Я вот завидовал Сварогу. Ему-то было хорошо – раз, и наследный граф, два – и тебе в голову засандалили заклинания и все такое. А еще он десантник, почти спецназовец. Вот окажись я спецназовцем, так сразу отправился бы что-то и кого-то спасать и спас бы, лютопревозмогая, вертя на причинном месте злодеящих вражин и оставляя за собой горы. Горы из, само собой, негодяев, павших от моей руки, сподвижников, ошалевших от моей крутости и женщин, удовлетворенных одним брошенным взглядом, не говоря о чем-то большем. Угу, так бы и случилось, к гадалке не ходи.
Марку Твену было простительно, Марк Твен создал идеального Марти и отправил в идеальное как-бы Средневековье. А у меня тут вовсе не Марк Твен, Бушков, Башибузук или еще какой-то из современников, отправляющих тренеров-фехтовальщиков завоевывать ландграфства. У меня тут дилемма, выглядящая крайне погано. И решить её нужно с точки зрения настоящей, неподдельной, человеческой морали.
Бабочка взмахивает крылом, а где-то начинается цунами. Хронопутешественник сходит с тропы, ломая цветок, а жизнь на Земле меняется из-за чужой невероятной цивилизации. Марти скачет с гитарой на школьном балу и смотрит на собственную исчезающую руку. Джейк убивает Освальда и возвращается к ядерному пепелищу вместо своего коттеджа.
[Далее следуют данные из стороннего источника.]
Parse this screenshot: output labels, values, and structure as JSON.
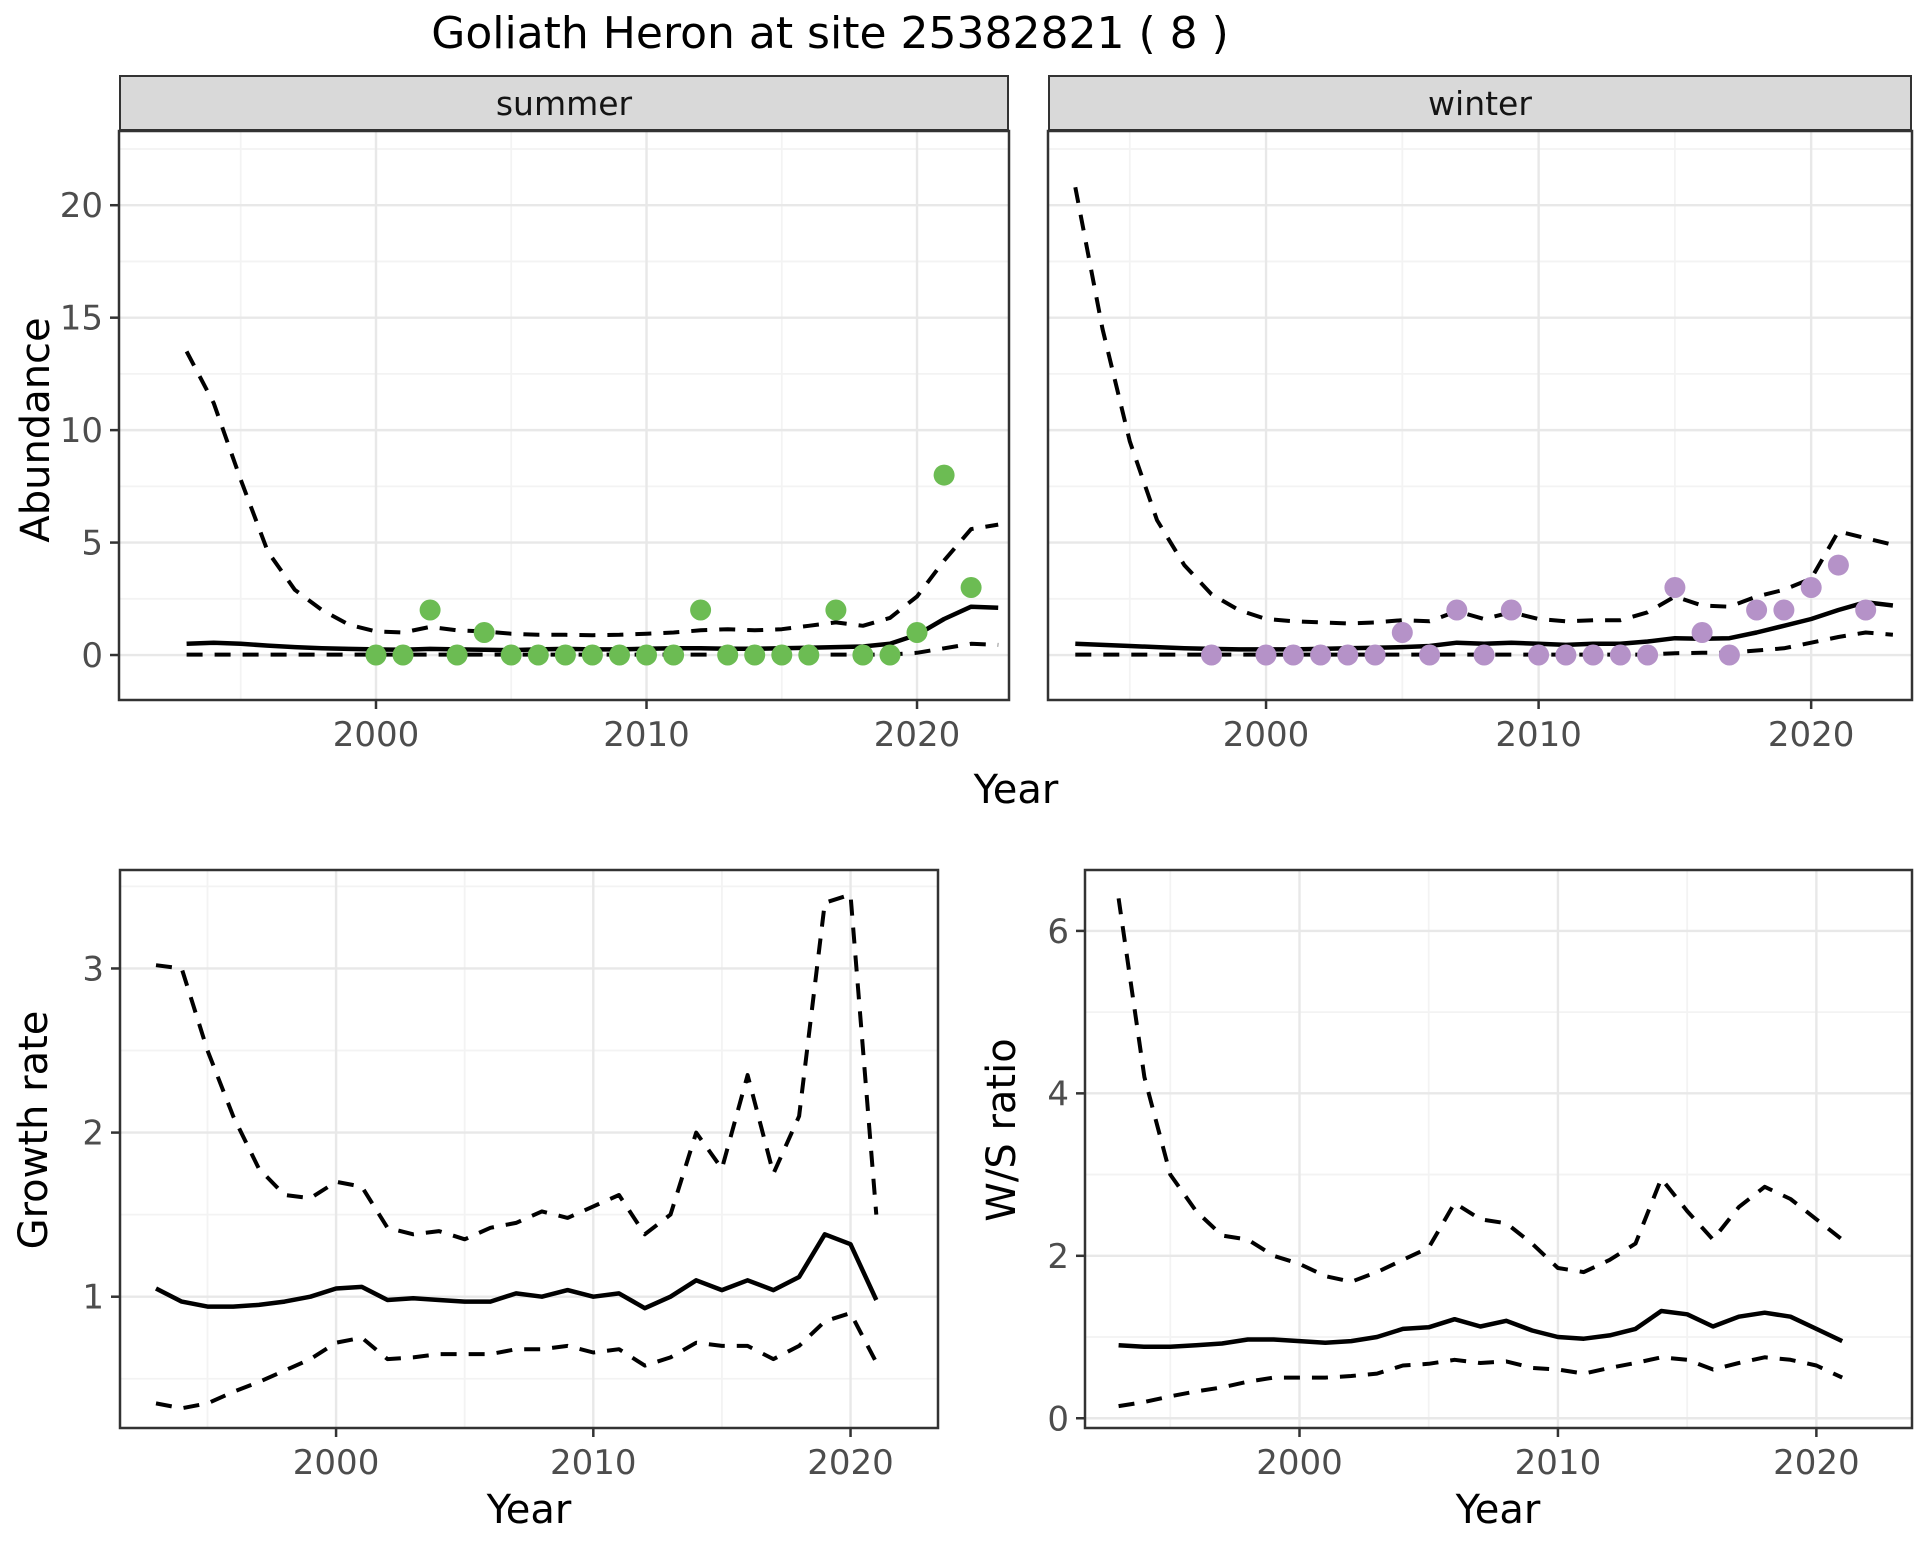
{
  "title": "Goliath Heron at site 25382821 ( 8 )",
  "colors": {
    "summer_point": "#6cbc53",
    "winter_point": "#b592c8",
    "line": "#000000",
    "axis_text": "#4d4d4d",
    "strip_bg": "#d9d9d9",
    "grid_major": "#e8e8e8",
    "grid_minor": "#f3f3f3",
    "panel_border": "#333333"
  },
  "top_row": {
    "ylabel": "Abundance",
    "xlabel": "Year"
  },
  "chart_data": [
    {
      "id": "abundance-summer",
      "type": "line",
      "facet_label": "summer",
      "ylabel": "Abundance",
      "xlabel": "Year",
      "x_domain": [
        1990.5,
        2023.4
      ],
      "y_domain": [
        -2.0,
        23.3
      ],
      "x_ticks": [
        2000,
        2010,
        2020
      ],
      "x_minor": [
        1995,
        2005,
        2015
      ],
      "y_ticks": [
        0,
        5,
        10,
        15,
        20
      ],
      "y_minor": [
        2.5,
        7.5,
        12.5,
        17.5,
        22.5
      ],
      "points": {
        "color": "#6cbc53",
        "years": [
          2000,
          2001,
          2002,
          2003,
          2004,
          2005,
          2006,
          2007,
          2008,
          2009,
          2010,
          2011,
          2012,
          2013,
          2014,
          2015,
          2016,
          2017,
          2018,
          2019,
          2020,
          2021,
          2022
        ],
        "values": [
          0,
          0,
          2,
          0,
          1,
          0,
          0,
          0,
          0,
          0,
          0,
          0,
          2,
          0,
          0,
          0,
          0,
          2,
          0,
          0,
          1,
          8,
          3
        ]
      },
      "line_years": [
        1993,
        1994,
        1995,
        1996,
        1997,
        1998,
        1999,
        2000,
        2001,
        2002,
        2003,
        2004,
        2005,
        2006,
        2007,
        2008,
        2009,
        2010,
        2011,
        2012,
        2013,
        2014,
        2015,
        2016,
        2017,
        2018,
        2019,
        2020,
        2021,
        2022,
        2023
      ],
      "fit": [
        0.5,
        0.55,
        0.5,
        0.42,
        0.35,
        0.3,
        0.27,
        0.25,
        0.23,
        0.27,
        0.25,
        0.23,
        0.22,
        0.25,
        0.27,
        0.25,
        0.25,
        0.28,
        0.3,
        0.3,
        0.28,
        0.28,
        0.3,
        0.32,
        0.35,
        0.38,
        0.5,
        0.9,
        1.6,
        2.15,
        2.1
      ],
      "upper": [
        13.5,
        11.2,
        7.8,
        4.6,
        2.9,
        2.0,
        1.35,
        1.05,
        1.0,
        1.25,
        1.1,
        1.05,
        0.95,
        0.9,
        0.9,
        0.88,
        0.9,
        0.95,
        1.0,
        1.1,
        1.15,
        1.1,
        1.15,
        1.3,
        1.45,
        1.3,
        1.65,
        2.6,
        4.2,
        5.6,
        5.8
      ],
      "lower": [
        0.02,
        0.02,
        0.02,
        0.02,
        0.02,
        0.02,
        0.02,
        0.02,
        0.02,
        0.02,
        0.02,
        0.02,
        0.02,
        0.02,
        0.02,
        0.02,
        0.02,
        0.02,
        0.02,
        0.02,
        0.02,
        0.02,
        0.02,
        0.02,
        0.02,
        0.02,
        0.02,
        0.1,
        0.3,
        0.5,
        0.45
      ]
    },
    {
      "id": "abundance-winter",
      "type": "line",
      "facet_label": "winter",
      "ylabel": "Abundance",
      "xlabel": "Year",
      "x_domain": [
        1992.0,
        2023.7
      ],
      "y_domain": [
        -2.0,
        23.3
      ],
      "x_ticks": [
        2000,
        2010,
        2020
      ],
      "x_minor": [
        1995,
        2005,
        2015
      ],
      "y_ticks": [
        0,
        5,
        10,
        15,
        20
      ],
      "y_minor": [
        2.5,
        7.5,
        12.5,
        17.5,
        22.5
      ],
      "points": {
        "color": "#b592c8",
        "years": [
          1998,
          2000,
          2001,
          2002,
          2003,
          2004,
          2005,
          2006,
          2007,
          2008,
          2009,
          2010,
          2011,
          2012,
          2013,
          2014,
          2015,
          2016,
          2017,
          2018,
          2019,
          2020,
          2021,
          2022
        ],
        "values": [
          0,
          0,
          0,
          0,
          0,
          0,
          1,
          0,
          2,
          0,
          2,
          0,
          0,
          0,
          0,
          0,
          3,
          1,
          0,
          2,
          2,
          3,
          4,
          2
        ]
      },
      "line_years": [
        1993,
        1994,
        1995,
        1996,
        1997,
        1998,
        1999,
        2000,
        2001,
        2002,
        2003,
        2004,
        2005,
        2006,
        2007,
        2008,
        2009,
        2010,
        2011,
        2012,
        2013,
        2014,
        2015,
        2016,
        2017,
        2018,
        2019,
        2020,
        2021,
        2022,
        2023
      ],
      "fit": [
        0.5,
        0.45,
        0.4,
        0.35,
        0.3,
        0.27,
        0.25,
        0.25,
        0.25,
        0.27,
        0.3,
        0.32,
        0.35,
        0.4,
        0.55,
        0.5,
        0.55,
        0.5,
        0.45,
        0.5,
        0.5,
        0.6,
        0.75,
        0.72,
        0.75,
        1.0,
        1.3,
        1.6,
        2.0,
        2.35,
        2.2
      ],
      "upper": [
        20.8,
        14.5,
        9.5,
        6.0,
        4.0,
        2.7,
        2.0,
        1.6,
        1.5,
        1.45,
        1.4,
        1.45,
        1.55,
        1.5,
        1.95,
        1.6,
        1.9,
        1.6,
        1.5,
        1.55,
        1.55,
        1.9,
        2.6,
        2.2,
        2.15,
        2.6,
        2.9,
        3.4,
        5.5,
        5.2,
        4.9
      ],
      "lower": [
        0.02,
        0.02,
        0.02,
        0.02,
        0.02,
        0.02,
        0.02,
        0.02,
        0.02,
        0.02,
        0.02,
        0.02,
        0.02,
        0.02,
        0.02,
        0.02,
        0.02,
        0.02,
        0.02,
        0.02,
        0.02,
        0.02,
        0.08,
        0.1,
        0.1,
        0.2,
        0.3,
        0.55,
        0.8,
        1.0,
        0.9
      ]
    },
    {
      "id": "growth-rate",
      "type": "line",
      "facet_label": "",
      "ylabel": "Growth rate",
      "xlabel": "Year",
      "x_domain": [
        1991.6,
        2023.4
      ],
      "y_domain": [
        0.2,
        3.6
      ],
      "x_ticks": [
        2000,
        2010,
        2020
      ],
      "x_minor": [
        1995,
        2005,
        2015
      ],
      "y_ticks": [
        1,
        2,
        3
      ],
      "y_minor": [
        0.5,
        1.5,
        2.5,
        3.5
      ],
      "points": null,
      "line_years": [
        1993,
        1994,
        1995,
        1996,
        1997,
        1998,
        1999,
        2000,
        2001,
        2002,
        2003,
        2004,
        2005,
        2006,
        2007,
        2008,
        2009,
        2010,
        2011,
        2012,
        2013,
        2014,
        2015,
        2016,
        2017,
        2018,
        2019,
        2020,
        2021
      ],
      "fit": [
        1.05,
        0.97,
        0.94,
        0.94,
        0.95,
        0.97,
        1.0,
        1.05,
        1.06,
        0.98,
        0.99,
        0.98,
        0.97,
        0.97,
        1.02,
        1.0,
        1.04,
        1.0,
        1.02,
        0.93,
        1.0,
        1.1,
        1.04,
        1.1,
        1.04,
        1.12,
        1.38,
        1.32,
        0.98
      ],
      "upper": [
        3.02,
        3.0,
        2.5,
        2.1,
        1.78,
        1.62,
        1.6,
        1.7,
        1.67,
        1.42,
        1.38,
        1.4,
        1.35,
        1.42,
        1.45,
        1.52,
        1.48,
        1.55,
        1.62,
        1.38,
        1.5,
        2.0,
        1.78,
        2.35,
        1.75,
        2.1,
        3.4,
        3.45,
        1.5
      ],
      "lower": [
        0.35,
        0.32,
        0.35,
        0.42,
        0.48,
        0.55,
        0.62,
        0.72,
        0.75,
        0.62,
        0.63,
        0.65,
        0.65,
        0.65,
        0.68,
        0.68,
        0.7,
        0.66,
        0.68,
        0.58,
        0.63,
        0.72,
        0.7,
        0.7,
        0.62,
        0.7,
        0.85,
        0.9,
        0.6
      ]
    },
    {
      "id": "ws-ratio",
      "type": "line",
      "facet_label": "",
      "ylabel": "W/S ratio",
      "xlabel": "Year",
      "x_domain": [
        1991.7,
        2023.7
      ],
      "y_domain": [
        -0.12,
        6.75
      ],
      "x_ticks": [
        2000,
        2010,
        2020
      ],
      "x_minor": [
        1995,
        2005,
        2015
      ],
      "y_ticks": [
        0,
        2,
        4,
        6
      ],
      "y_minor": [
        1,
        3,
        5
      ],
      "points": null,
      "line_years": [
        1993,
        1994,
        1995,
        1996,
        1997,
        1998,
        1999,
        2000,
        2001,
        2002,
        2003,
        2004,
        2005,
        2006,
        2007,
        2008,
        2009,
        2010,
        2011,
        2012,
        2013,
        2014,
        2015,
        2016,
        2017,
        2018,
        2019,
        2020,
        2021
      ],
      "fit": [
        0.9,
        0.88,
        0.88,
        0.9,
        0.92,
        0.97,
        0.97,
        0.95,
        0.93,
        0.95,
        1.0,
        1.1,
        1.12,
        1.22,
        1.13,
        1.2,
        1.08,
        1.0,
        0.98,
        1.02,
        1.1,
        1.32,
        1.28,
        1.13,
        1.25,
        1.3,
        1.25,
        1.1,
        0.95
      ],
      "upper": [
        6.4,
        4.2,
        3.0,
        2.55,
        2.25,
        2.2,
        2.0,
        1.9,
        1.75,
        1.68,
        1.8,
        1.95,
        2.1,
        2.65,
        2.45,
        2.4,
        2.15,
        1.85,
        1.8,
        1.95,
        2.15,
        2.95,
        2.55,
        2.2,
        2.6,
        2.85,
        2.7,
        2.45,
        2.2
      ],
      "lower": [
        0.15,
        0.2,
        0.27,
        0.33,
        0.38,
        0.45,
        0.5,
        0.5,
        0.5,
        0.52,
        0.55,
        0.65,
        0.67,
        0.72,
        0.68,
        0.7,
        0.62,
        0.6,
        0.55,
        0.62,
        0.68,
        0.75,
        0.72,
        0.6,
        0.68,
        0.75,
        0.72,
        0.65,
        0.5
      ]
    }
  ]
}
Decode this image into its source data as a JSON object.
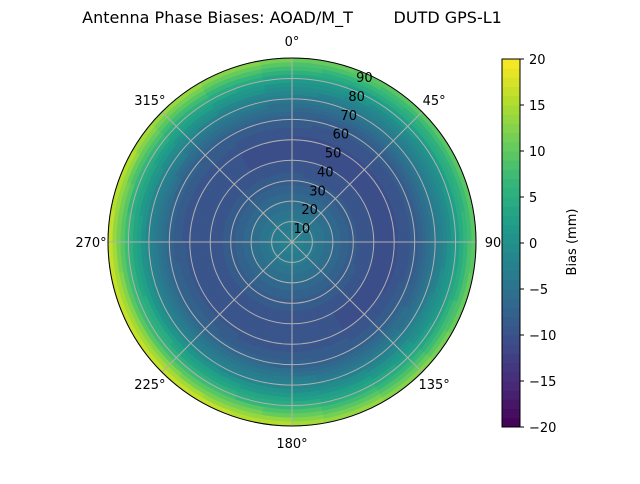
{
  "chart_data": {
    "type": "heatmap",
    "projection": "polar",
    "title": "Antenna Phase Biases: AOAD/M_T        DUTD GPS-L1",
    "theta_direction": "clockwise",
    "theta_zero": "top",
    "theta_ticks": [
      "0°",
      "45°",
      "90",
      "135°",
      "180°",
      "225°",
      "270°",
      "315°"
    ],
    "theta_tick_values": [
      0,
      45,
      90,
      135,
      180,
      225,
      270,
      315
    ],
    "r_ticks": [
      "10",
      "20",
      "30",
      "40",
      "50",
      "60",
      "70",
      "80",
      "90"
    ],
    "r_tick_values": [
      10,
      20,
      30,
      40,
      50,
      60,
      70,
      80,
      90
    ],
    "rlim": [
      0,
      90
    ],
    "grid": true,
    "colormap": "viridis",
    "colorbar": {
      "label": "Bias (mm)",
      "range": [
        -20,
        20
      ],
      "ticks": [
        "20",
        "15",
        "10",
        "5",
        "0",
        "−5",
        "−10",
        "−15",
        "−20"
      ],
      "tick_values": [
        20,
        15,
        10,
        5,
        0,
        -5,
        -10,
        -15,
        -20
      ],
      "levels": 40
    },
    "radial_profile": {
      "zenith_deg": [
        0,
        10,
        20,
        30,
        40,
        50,
        60,
        70,
        80,
        90
      ],
      "bias_mm": [
        -2,
        -3.5,
        -6,
        -8.5,
        -10,
        -10,
        -8,
        -3,
        4,
        14
      ]
    },
    "azimuth_variation": {
      "note_direction_of_max_deg": 240,
      "amplitude_at_edge_mm": 4
    }
  }
}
Причины и следствия – штука простая, как черенок от лопаты и сложная, как теорема Ферма для большинства землян. Любое действие имеет последствие, превращающееся в совершенно новый виток событий, меняющий чужие жизни.
Если в октябре девяносто четвертого я как-то вмешаюсь в жизнь своей же семьи, случится многое. Но самое главное – может не случится знакомства с одной милой девчушкой со строгими глазами через три года. И если оно не произойдет, то через девять лет на свет, просто-напросто, не появится наш сын.
Не появится. Его не станет таким, какой он есть. Не будет любить смотреть на поезда метрополитена в три года, не спросит «где рррыба» в то же время, не возьмет в руки Лего и не влюбится в «Форсаж» в свои шесть, не нарисует… не напишет акварели на пленерах в четырнадцать. И дальше, еще неизвестное, у него тоже не случится. Совсем.
Каждое действие рождает последствия и только мне решать – какими они будут. И…
Малодушно, но решения о семье я так и не принял. Не хватило духу, что ли. Все, что случится уже очень скоро, казалось самым настоящим разменом: теряешь одно, но находишь другое. И уже не знаешь – как быть, что больше боишься потерять?!
Зато смог определиться кое с чем другим.